The two others are hydro power projects of Repower are located in Quezon province and in Bukidnon. The company is investing P1.1 billion 4.4 MW Tibag River hydroelectric power plant in Quezon province and the P2.1 billion 10 MW Pulangui IV facility in Bukidnon. These three plants will start commercial operations simultaneously in April 2019 with 18 personnel each. Nuevo Solar Energy Corp. has also proposed to put up two solar plants with total investments of P4.4 billion. One of these projects is a P1.7 billion 40.3 MW solar plant in Lumban, Laguna. The Lumban Solar Power project covering 50 hectares will be connected to Meralco for electricity distribution. Operations are scheduled to start on April 2019 with 15 people on board. The second project is another P1.7 billion 25.2 MW solar plant in Calauan, Laguna. To be known as the Bangyas plant, this will start operations in July 2019 with 10 personnel manning the facility. Alsons Energy Development Corp., which is owned by the Alcantara Group, is putting up a R3.5 billion 15.1 megawatt hydropower plant in Sarangani. Called the Siguil Hydro Power project is expected to start formal operations in August 2020 with 20 personnel on board. The plant is a run-of-river type of hydro project located in Barangay Amsipit and Nomoh, in the municipality of Maasim, Sarangani Province. The system aims to capture the flow of Siguil River from Barangay Nomoh to Barangay Amsipit through a power station equipped with a turbine and generator. The water will be returned to the Siguil River and be discharged finally to Sarangani Bay. Ecopark Energy of Valenzuela Corp. is building a P234.5 million 4..7 MW solar plant in Valenzuela City. The company is developing a 4.7 MW Grid-Connected PV Power Generation plant to be set-up in an approximately 4.8 hectare-land located in Barangay Isla, Valenzuela City. The PV power station will be connected to the grid through MERALCO. The plant will employ 9 personnel when operations kick off in April 2018. Trade Undersecretary and BOI Managing Head Ceferino Rodolfo said these projects qualified for incentives under the Renewable Energy Act No. 9513 which is covered under the Special Laws List of the 2017 Investment Priorities Plan (IPP). “Production of renewable power is becoming cheaper and it is fast becoming a better alternative towards addressing power-sufficiency and cost-effectiveness in the economic development of our country,” said Rodolfo.

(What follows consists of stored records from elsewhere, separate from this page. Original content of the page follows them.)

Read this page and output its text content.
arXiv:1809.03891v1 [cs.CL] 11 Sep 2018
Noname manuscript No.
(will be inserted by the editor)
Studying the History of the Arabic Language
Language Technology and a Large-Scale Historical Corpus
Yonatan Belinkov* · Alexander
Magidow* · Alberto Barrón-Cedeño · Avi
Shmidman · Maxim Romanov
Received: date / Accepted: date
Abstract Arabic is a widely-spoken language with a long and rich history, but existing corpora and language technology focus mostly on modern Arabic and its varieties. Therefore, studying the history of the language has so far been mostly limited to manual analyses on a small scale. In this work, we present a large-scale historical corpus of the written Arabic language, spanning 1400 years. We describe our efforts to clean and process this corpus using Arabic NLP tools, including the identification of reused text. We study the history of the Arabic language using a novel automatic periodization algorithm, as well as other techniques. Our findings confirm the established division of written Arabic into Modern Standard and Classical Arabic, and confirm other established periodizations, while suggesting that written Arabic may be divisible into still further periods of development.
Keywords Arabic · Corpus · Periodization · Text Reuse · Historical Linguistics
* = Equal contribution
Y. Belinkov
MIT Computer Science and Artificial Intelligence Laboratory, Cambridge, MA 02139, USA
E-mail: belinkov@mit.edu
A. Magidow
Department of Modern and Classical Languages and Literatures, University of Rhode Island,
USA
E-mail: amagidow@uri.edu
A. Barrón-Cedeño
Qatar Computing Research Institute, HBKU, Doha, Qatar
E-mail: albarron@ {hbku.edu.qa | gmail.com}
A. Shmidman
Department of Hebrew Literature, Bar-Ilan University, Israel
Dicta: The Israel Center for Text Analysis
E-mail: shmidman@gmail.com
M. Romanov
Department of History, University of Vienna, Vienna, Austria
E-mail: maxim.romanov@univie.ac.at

In granting tax incentives to these projects, Rodolfo stressed that in other parts of the world, renewables like solar are already cheaper than fossil-fuel based power and these countries are already transitioning to a 100-percent renewable electricity. “Sooner or later, we have to face this inevitability with the expectation it will bring down power costs while ensuring enough power supply for the country,” he added. According to the DOE’s Renewable Energy Roadmap 2017-2040, the country expects to have at least 20,000 MW of RE installed by the year 2040. The National Renewable Energy Program (NREP) through the implementation of the RE Act promotes the development and optimal use of the country’s RE resources as essential to the country’s sustainable energy agenda. RE plays a vital cog in the country’s low emissions development strategy and also has a pivotal role in addressing the challenges of climate change, energy security, and access to energy. As of June 2017, RE plants supplied 7,038 MW of installed capacity in the country, or 32.5 percent of the national output of 21,621 MW, according to data published by the Department of Energy (DOE). Among RE plants, hydro power is the biggest supplier with 3,637 MW of installed capacity, accounting for more than half (51.7 percent) of the total capacity. Geothermal came in second with 1,906 MW, followed by Solar (843 MW), Wind (427 MW) and Biomass (224 MW).